Like the color values, transparency is a piece of information that needs to be stored in an image. A quite common data representation is RGB with the channels red, green, and blue (often 8bit). This only contains color information. Transparency can not be represented by this format. You need to add another channel for that where you can store the transparency information. This extended format would be RGBA where A is the "alpha" channel that represents transparency. This is not a simple "yes" or "no" boolean value, since a pixel can also be partially transparent which creates a color mixture with the background. This is important to understand because the problem in your case is that the converter you used obviously dropped the alpha channel, and recreating it "correctly" is not possible in most cases.
When the program asks you to specify a transparency color, here is what is likely going to happen: The program will add the missing alpha channel and then scan every pixel of the image. If the pixel is of the specified color, it will be set the alpha value to 100% transparent and to fully opaque otherwise. So just "yes" or "no". Why is this approach problematic?
First, you might have some parts of the same color in your image that shouldn't be transparent. But the bigger problem is usually that the borders will look weird. To avoid visible staircase patterns at shape borders one usually applies some color blending on non-transparent images. For example, a black line on white background gets some grey pixels added so that the steps aren't as obvious anymore. If your image has transparent parts, you will do this blending via the alpha channel instead. The original image you used most likely did this. But when the converter dropped the alpha channel, he just stored the colors resulting from a white background.

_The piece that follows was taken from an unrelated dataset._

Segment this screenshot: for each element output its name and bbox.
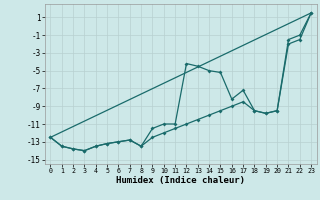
X-axis label: Humidex (Indice chaleur): Humidex (Indice chaleur) — [116, 176, 245, 185]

So considering that the transparent color just sets exact color matches to transparent and everything else to opaque will give you a lot of lighter, fully opaque pixels at the border that should just be partially transparent. That would be the grey pixels from the mentioned black line. This gets more obvious and disturbing, the darker the background.
What can you do about it? You can either use an editing tool that supports direct editing of the alpha channel to correct all of this manually but the better approach would probably be to convert the original pdf again with a converter that preserves the alpha channel.
Note, that there might be some alpha reconstruction algorithms that handle things a bit smarter than I described them, but this is not as easy as one might think. If it was, there wouldn't be the need for an alpha channel at all.